I have my therapist, I have my readers, I have a few close friends whose shoulders I can cry on when this shit feels like weight pressing down on my chest.  But in the act itself of grieving, in my own feeble attempts to honor my lost babies as babies, I do not have my husband.  I have his support in a million other ways, but I will not have him by my side in mourning.  I understand why.


Tuesday, July 12, 2016

shaken and stirred

I was living in a bubble for a few days last week, with family who literally live on the side of a mountain in Vermont.  I viscerally understand now, how important it was for me to unplug. 

My cousin makes beautiful jewelry.  On the Fourth of July, while walking down the side of the mountain, four miles to the site of the little town's parade, I shared the meaning behind the stacking rings she often commented on, that I wear on my right hand.  She is a nurse.  She was appropriately kind and gentle and horrified by my sad fertility tale. 

I was happy to learn that she does a lot of things for women who are miscarrying that the nurses who attended me never did.  She asks the patient whether they have the emotional support they need, whether they need help finding someone to talk to.  As someone who was sent home with the instructions to simply come back to the ER if it looked like I was hemorrhaging, I would have appreciated that little extra bit of kindness, that acknowledgment of grief.  Of loss.
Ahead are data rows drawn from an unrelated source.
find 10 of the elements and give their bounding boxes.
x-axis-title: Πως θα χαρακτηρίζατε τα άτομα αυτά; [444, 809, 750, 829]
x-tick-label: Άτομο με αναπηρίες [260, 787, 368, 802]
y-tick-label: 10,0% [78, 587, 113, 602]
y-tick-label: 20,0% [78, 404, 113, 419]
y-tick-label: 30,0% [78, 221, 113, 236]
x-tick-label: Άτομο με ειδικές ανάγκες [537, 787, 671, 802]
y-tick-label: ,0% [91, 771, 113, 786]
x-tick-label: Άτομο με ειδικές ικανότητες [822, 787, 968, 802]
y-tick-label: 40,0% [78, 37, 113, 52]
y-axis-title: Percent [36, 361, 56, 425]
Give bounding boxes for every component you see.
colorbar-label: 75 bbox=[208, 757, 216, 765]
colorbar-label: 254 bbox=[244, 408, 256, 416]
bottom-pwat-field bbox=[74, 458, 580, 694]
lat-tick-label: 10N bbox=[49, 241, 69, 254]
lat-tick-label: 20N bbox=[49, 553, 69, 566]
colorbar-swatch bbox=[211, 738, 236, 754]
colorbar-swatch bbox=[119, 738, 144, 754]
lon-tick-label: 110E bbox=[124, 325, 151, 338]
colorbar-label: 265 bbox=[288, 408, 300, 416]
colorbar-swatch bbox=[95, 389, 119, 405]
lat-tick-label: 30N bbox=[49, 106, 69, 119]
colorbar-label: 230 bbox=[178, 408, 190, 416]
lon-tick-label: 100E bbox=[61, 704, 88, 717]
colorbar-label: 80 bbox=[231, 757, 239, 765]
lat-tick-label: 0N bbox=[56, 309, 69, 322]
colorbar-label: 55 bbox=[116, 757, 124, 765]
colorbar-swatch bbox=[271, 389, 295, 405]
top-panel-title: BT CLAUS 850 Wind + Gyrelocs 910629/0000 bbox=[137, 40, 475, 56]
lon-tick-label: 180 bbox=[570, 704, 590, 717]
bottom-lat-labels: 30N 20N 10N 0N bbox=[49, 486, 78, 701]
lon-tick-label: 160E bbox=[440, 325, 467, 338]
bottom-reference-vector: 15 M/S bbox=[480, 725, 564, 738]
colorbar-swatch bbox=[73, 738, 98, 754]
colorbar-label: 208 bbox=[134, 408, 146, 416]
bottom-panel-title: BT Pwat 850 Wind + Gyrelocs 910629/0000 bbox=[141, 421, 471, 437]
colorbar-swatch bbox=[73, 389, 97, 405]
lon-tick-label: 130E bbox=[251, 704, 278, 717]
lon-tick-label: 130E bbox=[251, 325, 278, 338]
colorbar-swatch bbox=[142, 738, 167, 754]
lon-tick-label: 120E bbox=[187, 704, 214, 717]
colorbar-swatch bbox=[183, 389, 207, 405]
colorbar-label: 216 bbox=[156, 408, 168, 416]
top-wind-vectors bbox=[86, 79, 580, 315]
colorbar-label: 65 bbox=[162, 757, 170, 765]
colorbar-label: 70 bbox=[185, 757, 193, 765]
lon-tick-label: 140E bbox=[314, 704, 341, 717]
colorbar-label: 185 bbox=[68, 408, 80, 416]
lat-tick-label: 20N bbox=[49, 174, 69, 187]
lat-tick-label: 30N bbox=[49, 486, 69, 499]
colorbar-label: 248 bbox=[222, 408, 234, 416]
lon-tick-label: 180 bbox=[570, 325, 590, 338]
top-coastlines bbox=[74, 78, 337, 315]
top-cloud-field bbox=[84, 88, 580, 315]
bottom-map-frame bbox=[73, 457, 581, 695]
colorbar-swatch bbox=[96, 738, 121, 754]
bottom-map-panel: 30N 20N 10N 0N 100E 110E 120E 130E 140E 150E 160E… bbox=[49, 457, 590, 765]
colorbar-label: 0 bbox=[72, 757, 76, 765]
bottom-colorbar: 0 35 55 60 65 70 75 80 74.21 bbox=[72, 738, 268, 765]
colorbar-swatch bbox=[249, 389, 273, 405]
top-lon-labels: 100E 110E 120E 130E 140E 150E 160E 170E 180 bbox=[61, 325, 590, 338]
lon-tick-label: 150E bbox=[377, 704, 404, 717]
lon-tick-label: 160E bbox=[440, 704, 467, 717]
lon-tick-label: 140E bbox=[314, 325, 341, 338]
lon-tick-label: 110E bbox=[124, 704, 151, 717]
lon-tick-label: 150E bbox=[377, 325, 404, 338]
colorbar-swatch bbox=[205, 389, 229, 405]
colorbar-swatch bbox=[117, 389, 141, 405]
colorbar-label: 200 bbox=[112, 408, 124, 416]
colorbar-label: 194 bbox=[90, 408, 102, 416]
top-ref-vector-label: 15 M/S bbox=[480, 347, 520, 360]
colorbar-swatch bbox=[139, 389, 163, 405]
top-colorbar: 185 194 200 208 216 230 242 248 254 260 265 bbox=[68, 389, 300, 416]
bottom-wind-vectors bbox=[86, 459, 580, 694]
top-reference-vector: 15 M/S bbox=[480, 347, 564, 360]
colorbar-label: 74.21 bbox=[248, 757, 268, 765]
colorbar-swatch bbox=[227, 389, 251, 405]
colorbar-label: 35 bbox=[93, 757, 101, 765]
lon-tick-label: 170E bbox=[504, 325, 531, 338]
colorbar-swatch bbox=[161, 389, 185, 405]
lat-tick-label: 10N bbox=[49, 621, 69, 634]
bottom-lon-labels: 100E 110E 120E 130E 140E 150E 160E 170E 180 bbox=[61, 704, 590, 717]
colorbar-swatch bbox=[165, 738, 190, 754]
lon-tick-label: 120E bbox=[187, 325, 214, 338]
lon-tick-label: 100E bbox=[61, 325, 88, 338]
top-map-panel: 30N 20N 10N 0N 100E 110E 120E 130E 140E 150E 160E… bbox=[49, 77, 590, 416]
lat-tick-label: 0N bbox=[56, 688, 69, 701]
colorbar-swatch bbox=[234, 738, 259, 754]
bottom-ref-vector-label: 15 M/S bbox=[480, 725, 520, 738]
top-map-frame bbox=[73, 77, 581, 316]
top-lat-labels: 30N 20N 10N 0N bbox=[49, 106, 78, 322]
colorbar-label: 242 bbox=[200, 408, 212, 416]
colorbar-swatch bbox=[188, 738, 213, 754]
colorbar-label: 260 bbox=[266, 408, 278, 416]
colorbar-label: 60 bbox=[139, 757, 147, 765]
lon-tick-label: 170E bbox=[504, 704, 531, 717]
I came back home and made the mistake (again) to peruse the babycenter boards. 

There I saw a post from woman who has been whacked by RPL and is continuing to get whacked. Apparently she hasn't suffered enough. I don't know her, and yet I know her.  Fuck, I could be her.  She's lived through an ectopic, a stillbirth, a tfmr and is now losing another  - a healthy baby - this time, to PPROM (preterm premature rupture of membranes for any readers blissfully unaware of the goddamn minefield known as pregnancy to a sizeable enough portion of us).  Fuck this universe.  What god, what creator, what purpose could there possibly be to force a woman to endure such hell?